APRECIACIÓN PURAMENTE PERSONAL

José Antonio estaba arrepentido. Podía haber aprovechado mejor el día, podía haberse quedado solo en la ciudad crepuscular, investigando aquellas pocas cosas agradables que, según el P. Maestro, existían. La luz de su celda daba un tinte enfermizo a las paredes y hasta la ventana llegaban, sin atreverse a entrar, los ruidos pequeños de una felicidad vaga, las palabras, y el grito de pájaros miedosos y el frenazo de un vehículo y pasos y palabras y pasos y risas, también, a veces. El fraile cerró las contraventanas, de manera que no llegara hasta allí destello alguno y se sentó ante su mesa. Sobre una cuartilla cuadriculada hizo dos o tres rayas con la pluma. Aún debía de faltar más de una hora para la cena.

Como otras veces había escrito poemas en latín u oraciones, dejó ir el punto plateado, apenas sin impulso de su mano. Copió: «Ejercicio de redacción de fray José Antonio Fernández.» Tachó el fray, para mejor traer el tiempo en que dos veces por semana entregaba al profesor de literatura su trabajo, cuando aún vestía de seglar y no tenía camisa de botones tan finos.

Escribió:

El amor filial debe estar despegado de todo sentimiento carnal o físico, de manera que el hijo vea en sus padres a los representantes de Dios a través de los cuales el Creador Divino le comunicó la vida. No debe amarse en ellos su riqueza, su simpatía, su belleza o sus dones puramente humanos… Para el hombre consagrado a la vida religiosa este amor debe estar inserto en el amor total a Dios, de modo que no pueda hablarse de dos amores, sino de uno solo, perfecto e inagotable. Yo no amo a mis padres como los demás jóvenes del mundo, sino que, amando a Dios, cumplo ya el cuarto precepto del Decálogo, implícitamente. Por tanto, no debo sentir…

Releyó y rompió la hoja. El profesor hubiera dicho que en la redacción sobra toda apreciación puramente personal. Al lector no le interesa cómo el autor ama a sus padres. José Antonio guardó la pluma en la maleta y abrió la ventana. Le llegaron los ruidos de la estación de ferrocarril. Los novicios partían mañana a las siete, los veintiséis y un padre de la comunidad que se encargaba de los billetes. La ciudad medieval quedaría perdida en la llanura. El convento donde los futuros sacerdotes estudiaban Filosofía se hallaba lejos de allí, en el Norte, donde hay montañas y ríos y árboles frondosos.

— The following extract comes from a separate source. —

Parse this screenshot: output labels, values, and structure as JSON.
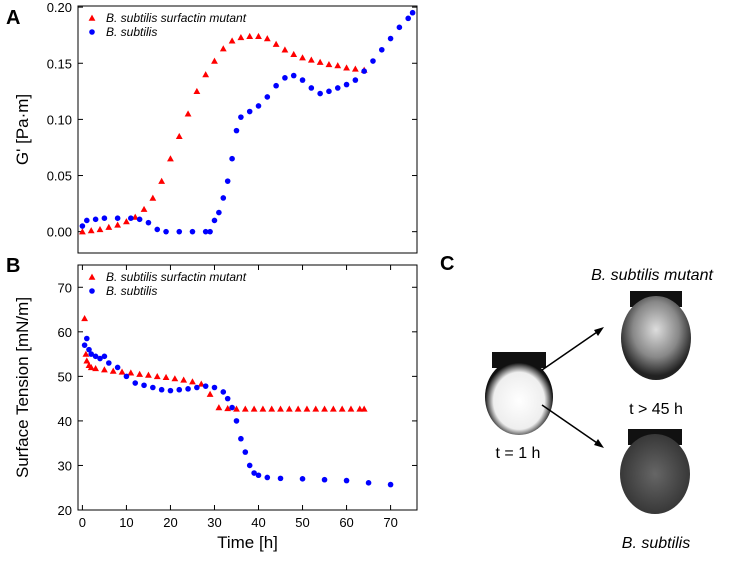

Él creyó que desearía viajar en tren. Debía de ser bonito. Hacía un año y diez días que no sentía el olor de humo y el ruido armonioso sobre los raíles. Antes de que él terminara la carrera, habría muerto el P. Maestro y quizás el padre Superior y hasta el sacristán y el portero. Lo pensó sin lamentarse de que ello pudiera ocurrir. La voluntad de Dios es infinita y una simple oposición sentimental puede ser pecado, imperfección cuando menos. Así, pues, si ellos morían, legarían a la visión del Omnipresente. Y si él moría, igual. Pero debía partir mañana junto a los otros y dejar la ciudad y la celda y la luz amarillenta y la cama y el crucifijo y los pequeños ruidos que temían entrar, siempre temían entrar.